Turn and Talk – Procedures and Routines
How to Use
Pose a question or prompt for students to discuss and tell them how much time they will have. A one-to-two minute discussion is most productive.
Have students turn to a specific partner. Pair students using Eyeball Partners, Shoulder Partners, or Clock Partners (see variations below). Partner assignments should be set up beforehand so that students can quickly and easily pair up.
Set a timer for the allotted time, and have students begin discussing the assigned question or prompt. When time is up, ask partners to share out thoughts and ideas from their discussion.
When to Use
Use Turn and Talk at any time during a lesson to encourage accountable talk:
- As a warm-up activity to discuss previous lesson or homework assignment
- After five to seven minutes of oral or written input, to help student process what they have just heard or read
- During class discussions as a way for students to discuss ideas before sharing them with the class
- As a closing activity so that students can review what was learned in the lesson
- As a clarification tool for a complex problem or new guiding question posed by the teacher
When students are seated at tables or in groups, “eyeball partners” are students who are facing in front of each other.
When students are seated at tables or in groups, “shoulder partners” are students who are seated next to each other. This may also be done when students are seated in rows.
Using a clock template, have students “make appointments” with four other classmates, one for 12 o’clock, one for 3 o’clock, one for 6 o’clock, and one for 9 o’clock. Partners may not be repeated. When ready to use partners, simply say “Work with your [choose one of the times] partner.” In Primary Grades PK-1, partners should be assigned by the teacher.
Turn and Talk: One Powerful Practice So Many Uses by Lucy West & Antonia Cameron
6 Easy Ways to Improve Turn & Talk for Student Language Development
Turn and Talk from HAMERAY PUBLISHING
Why Talk Is Important in Classrooms- from Content-Area Conversations by Douglas Fisher, Nancy Frey, and Carol Rothenberg
Structured Student Talk From El Achieve
Turn and Talk Tips and Examples
Keep Your Students Engaged with “Turn and Talk” by RACHEL LYNETTE
TURN AND TALK PROMPTS
Please note that the list below is not meant to be a comprehensive list of Turn and Talk prompts, but simply a starter guide to get you thinking about how you can use this tool in your classroom.
1. Which character did you identify most with in the book and why?
2. What do you predict will happen in the next chapter?
3. What did you visualize when you read this chapter?
4. Describe a connection you made while reading this piece. It can be a text-to-text, text-to-self, or text-to-world connection.
5. What is something the main character did that surprised you?
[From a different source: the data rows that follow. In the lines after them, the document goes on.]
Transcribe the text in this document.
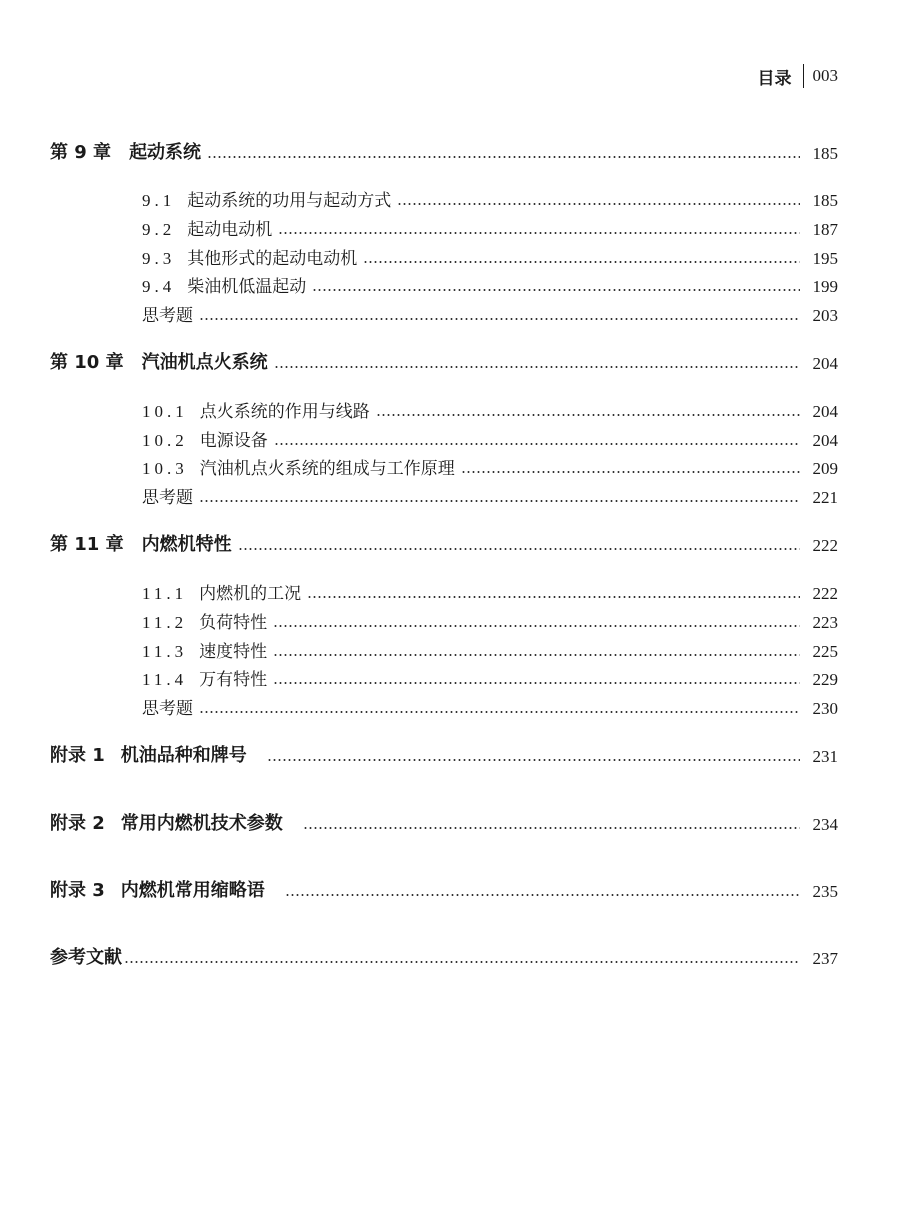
目录 003
第 9 章 起动系统	185
9.1 起动系统的功用与起动方式	185
9.2 起动电动机	187
9.3 其他形式的起动电动机	195
9.4 柴油机低温起动	199
思考题	203
第 10 章 汽油机点火系统	204
10.1 点火系统的作用与线路	204
10.2 电源设备	204
10.3 汽油机点火系统的组成与工作原理	209
思考题	221
第 11 章 内燃机特性	222
11.1 内燃机的工况	222
11.2 负荷特性	223
11.3 速度特性	225
11.4 万有特性	229
思考题	230
附录 1 机油品种和牌号	231
附录 2 常用内燃机技术参数	234
附录 3 内燃机常用缩略语	235
参考文献	237
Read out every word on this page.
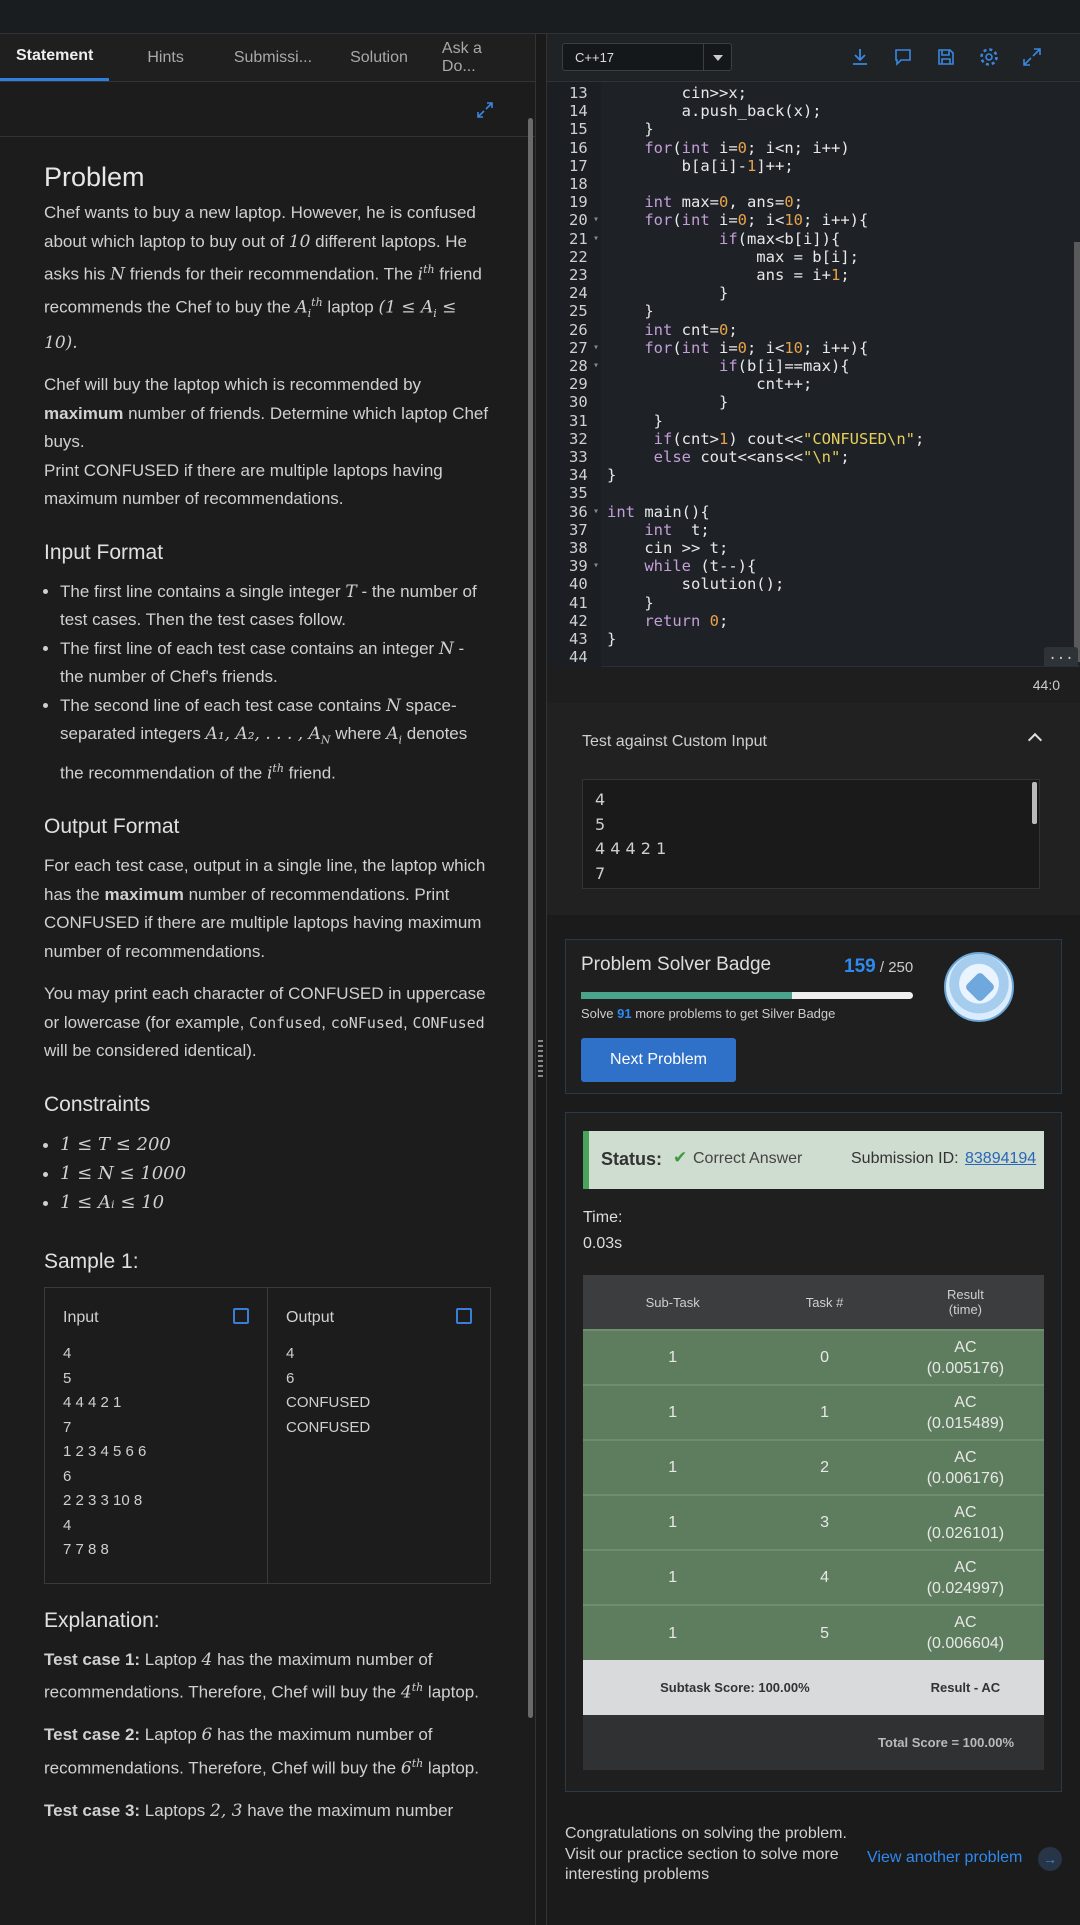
Statement	Hints	Submissi...	Solution
Ask a Do...
Problem

Chef wants to buy a new laptop. However, he is confused about which laptop to buy out of 10 different laptops. He asks his N friends for their recommendation. The $i^{th}$ friend recommends the Chef to buy the $A_i^{th}$ laptop $(1 \le A_i \le 10)$.

Chef will buy the laptop which is recommended by maximum number of friends. Determine which laptop Chef buys.

Print CONFUSED if there are multiple laptops having maximum number of recommendations.

Input Format
• The first line contains a single integer T - the number of test cases. Then the test cases follow.
• The first line of each test case contains an integer N - the number of Chef's friends.
• The second line of each test case contains N space-separated integers A₁, A₂, . . . , $A_N$ where $A_i$ denotes the recommendation of the $i^{th}$ friend.
Output Format

For each test case, output in a single line, the laptop which has the maximum number of recommendations. Print CONFUSED if there are multiple laptops having maximum number of recommendations.

You may print each character of CONFUSED in uppercase or lowercase (for example, Confused, coNFused, CONFused will be considered identical).

Constraints
• 1 ≤ T ≤ 200
• 1 ≤ N ≤ 1000
• 1 ≤ Aᵢ ≤ 10
Sample 1:
Input
4
5
4 4 4 2 1
7
1 2 3 4 5 6 6
6
2 2 3 3 10 8
4
7 7 8 8
Output
4
6
CONFUSED
CONFUSED
Explanation:

Test case 1: Laptop 4 has the maximum number of recommendations. Therefore, Chef will buy the 4th laptop.

Test case 2: Laptop 6 has the maximum number of recommendations. Therefore, Chef will buy the 6th laptop.

Test case 3: Laptops 2, 3 have the maximum number

C++17
...
13	cin>>x;
14	a.push_back(x);
15	}
16	for(int i=0; i<n; i++)
17	b[a[i]-1]++;
18
19	int max=0, ans=0;
20 ▾	for(int i=0; i<10; i++){
21 ▾	if(max<b[i]){
22	max = b[i];
23	ans = i+1;
24	}
25	}
26	int cnt=0;
27 ▾	for(int i=0; i<10; i++){
28 ▾	if(b[i]==max){
29	cnt++;
30	}
31	}
32	if(cnt>1) cout<<"CONFUSED\n";
33	else cout<<ans<<"\n";
34	}
35
36 ▾ int main(){
37	int  t;
38	cin >> t;
39 ▾	while (t--){
40	solution();
41	}
42	return 0;
43	}
44
44:0
Test against Custom Input
4
5
4 4 4 2 1
7
Problem Solver Badge	159 / 250
Solve 91 more problems to get Silver Badge
Next Problem
Status: ✔ Correct Answer	Submission ID: 83894194
Time:
0.03s
Sub-Task	Task #	Result
(time)
1	0	AC
(0.005176)

1	1	AC
(0.015489)

1	2	AC
(0.006176)

1	3	AC
(0.026101)

1	4	AC
(0.024997)

1	5	AC
(0.006604)

Subtask Score: 100.00%		Result - AC
Total Score = 100.00%		
Congratulations on solving the problem. Visit our practice section to solve more interesting problems
View another problem	→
6. Choose a word that was unfamiliar to you when you first read this book. Explain to your partner how you determined the meaning of the word.
7. What do you think is the theme of the story?
8. Do you agree with the character’s actions? Why or why not?
9. After reading this book, what is one question you would want to ask the author?
10. What do you think the author’s purpose was for writing this story?
1. Explain the strategy you used to solve this problem, and why you chose it.
2. Share three ways we use math in our everyday lives.
3. Analyze this problem and see if you can find the error the student made while solving it. Discuss with your partner how you would correct the error.
4. Do you agree or disagree with how I just solved this problem? Defend your answer.
5. What would be the next step?
6. Choose one math tool / manipulative we have used this year, and explain to your partner what it can be used for.
7. Which image / shape / pattern does not belong in this set of 4? Explain your thinking.
8. What information do you still need in order to solve this problem?
9. I can check my answer by……
10. I know my answer is reasonable because…
1. The physical properties of ___________ and ____________ are similar because ___________________.
2. What do you predict will happen as we complete this investigation?
3. Choose one science safety tool and explain to your partner how to use it and why it is important.
4. Explain what you observed during the experiment, and why you think this happened.
5. Explain the process of how matter can change from one state to another.
6. Choose a plant or animal we have studied, and explain how it is adapted to thrive in its particular environment.
7. Take turns describing to each other the stages of the ___________’s life cycle.
8. A change we could make to our design is _______________. I think this will impact it by __________________.
9. Choose one environmental change, and explain to your partner how it impacts the environment.
10. How can we represent the data we have collected from this experiment?
1. Which invention do you think had the greatest impact on our society and why?
2. Do you think it is important to learn about the history of our country? Defend your answer.
3. Think about the two cultures we have studied. Describe one way in which they are similar and one way in which they are different.
4. Describe how ________________ had an impact on society.
5. How can you determine if an online resource is valid?
6. Choose an important feature of a map or globe and explain its significance.
7. Explain how supply and demand effect the price of a good or service.
8. Find an example of one non-fiction text feature in your history textbook, show it to your partner, and explain how it helps you as a reader.
9. What do you think is the most important reason for a group of people to immigrate to another country?
10. Of the 10 amendments in the Bill of Rights, which do you think is most important? Defend your answer.